LONDON (Reuters) – British Prime Minister Theresa May will meet German Chancellor Angela Merkel and French President Emmanuel Macron on Tuesday to argue for a Brexit delay while her ministers hold crisis talks with Labour to try to break the deadlock in London.
Britain's Prime Minister Theresa May arrives at church, as Brexit turmoil continues, near High Wycombe, Britain April 7, 2019. REUTERS/Simon Dawson
Britains departure from the EU has already been delayed once but May is asking for yet more time as she courts veteran socialist Jeremy Corbyn, whose opposition Labour Party wants to keep Britain more closely tied to the bloc after Brexit.
“The Prime Minister has not yet moved off her red lines so we can reach a compromise,” Corbyn said ahead of further talks between his team and government ministers on Tuesday.
While May travels to Berlin and Paris ahead of an emergency EU summit in Brussels on Wednesday, British lawmakers will hold a 90-minute debate on her proposal to delay Britains EU departure date to June 30 from April 12.
The debate has been forced on the government by parliament passing a law on Monday which will give lawmakers the power to scrutinise and even make legally binding changes to Mays request to extend the Article 50 negotiating period again.
Labours demands include keeping Britain in a customs union with the EU, something which is hard to reconcile with Mays desire for Britain to have an independent trade policy.

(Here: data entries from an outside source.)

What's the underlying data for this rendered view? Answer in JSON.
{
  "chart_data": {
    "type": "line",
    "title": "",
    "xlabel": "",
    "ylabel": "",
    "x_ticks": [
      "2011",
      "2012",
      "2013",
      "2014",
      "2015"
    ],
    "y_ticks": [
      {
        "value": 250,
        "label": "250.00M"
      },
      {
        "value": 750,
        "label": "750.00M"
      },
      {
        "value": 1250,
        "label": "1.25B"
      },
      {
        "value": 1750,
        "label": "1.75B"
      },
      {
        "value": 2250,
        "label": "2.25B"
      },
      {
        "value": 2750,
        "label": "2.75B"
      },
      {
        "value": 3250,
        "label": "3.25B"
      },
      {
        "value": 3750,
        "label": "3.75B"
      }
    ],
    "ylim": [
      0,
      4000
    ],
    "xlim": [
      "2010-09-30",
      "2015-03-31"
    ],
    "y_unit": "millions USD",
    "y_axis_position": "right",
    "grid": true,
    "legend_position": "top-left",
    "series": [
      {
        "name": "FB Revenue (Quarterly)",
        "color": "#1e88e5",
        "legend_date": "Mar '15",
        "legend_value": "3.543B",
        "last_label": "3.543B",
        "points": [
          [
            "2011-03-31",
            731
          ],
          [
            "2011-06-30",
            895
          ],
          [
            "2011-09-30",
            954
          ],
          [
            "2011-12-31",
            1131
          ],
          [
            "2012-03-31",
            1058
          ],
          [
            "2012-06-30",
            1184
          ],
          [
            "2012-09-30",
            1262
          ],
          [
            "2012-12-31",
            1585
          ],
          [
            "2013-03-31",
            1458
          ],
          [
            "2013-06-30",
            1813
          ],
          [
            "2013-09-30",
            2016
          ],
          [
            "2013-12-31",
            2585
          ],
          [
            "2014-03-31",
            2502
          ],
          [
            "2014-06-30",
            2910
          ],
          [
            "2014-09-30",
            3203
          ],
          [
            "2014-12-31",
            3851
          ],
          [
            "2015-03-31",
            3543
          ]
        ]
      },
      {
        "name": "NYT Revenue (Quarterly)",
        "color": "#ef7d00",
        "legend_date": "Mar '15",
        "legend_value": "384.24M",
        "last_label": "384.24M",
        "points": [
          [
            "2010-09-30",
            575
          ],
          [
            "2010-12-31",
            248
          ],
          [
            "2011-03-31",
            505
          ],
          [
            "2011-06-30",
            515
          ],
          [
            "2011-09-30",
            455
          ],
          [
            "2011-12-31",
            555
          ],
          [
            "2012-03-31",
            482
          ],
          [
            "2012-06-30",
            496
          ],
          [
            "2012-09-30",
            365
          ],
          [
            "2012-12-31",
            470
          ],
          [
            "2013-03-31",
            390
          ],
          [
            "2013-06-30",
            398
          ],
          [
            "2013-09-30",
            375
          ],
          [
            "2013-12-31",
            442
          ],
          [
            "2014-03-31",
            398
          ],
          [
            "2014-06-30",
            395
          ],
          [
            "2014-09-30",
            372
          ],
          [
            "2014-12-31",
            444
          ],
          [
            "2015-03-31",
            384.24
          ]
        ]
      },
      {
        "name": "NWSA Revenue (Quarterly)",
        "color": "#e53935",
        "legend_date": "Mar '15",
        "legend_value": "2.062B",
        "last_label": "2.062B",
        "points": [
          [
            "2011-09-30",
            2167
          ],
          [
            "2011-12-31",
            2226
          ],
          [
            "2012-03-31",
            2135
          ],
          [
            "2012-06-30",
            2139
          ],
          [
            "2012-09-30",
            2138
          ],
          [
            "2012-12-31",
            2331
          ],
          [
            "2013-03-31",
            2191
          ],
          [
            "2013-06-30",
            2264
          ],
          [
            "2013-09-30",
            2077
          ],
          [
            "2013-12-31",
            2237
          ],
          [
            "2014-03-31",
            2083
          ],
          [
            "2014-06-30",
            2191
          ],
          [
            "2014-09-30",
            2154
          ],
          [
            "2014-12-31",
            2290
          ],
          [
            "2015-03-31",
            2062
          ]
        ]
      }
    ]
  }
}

The Telegraph reported Labour and the government were still discussing both a customs union and the idea of holding a confirmatory referendum on any deal they agree.
Both ideas are anathema to many in Mays party, whose rebels have helped trigger three parliamentary defeats of the withdrawal deal she negotiated with the EU last year.
“Ive said many times before, we can be more, much more ambitious in our future relationship with the UK,” EU chief negotiator Michel Barnier told a news conference with Irish Prime Minister Leo Varadkar in Dublin on Monday.
The 2016 referendum revealed a United Kingdom divided over much more than EU membership, and has sparked impassioned debate about everything from secession and immigration to capitalism, empire and what it means to be British.
Yet, more than a week after Britain was originally supposed to have left the EU, nothing is resolved as May, the weakest British leader in a generation, battles to get a divorce deal ratified by a profoundly divided parliament.
If Britains exit is delayed beyond May 22, the EU has said it will have to take part in European Parliament elections. The British government on Monday took the legal steps necessary to take part in that vote.
“It does not make these elections inevitable, as leaving the EU before the date of election automatically removes our obligation to take part,” a government spokesman said.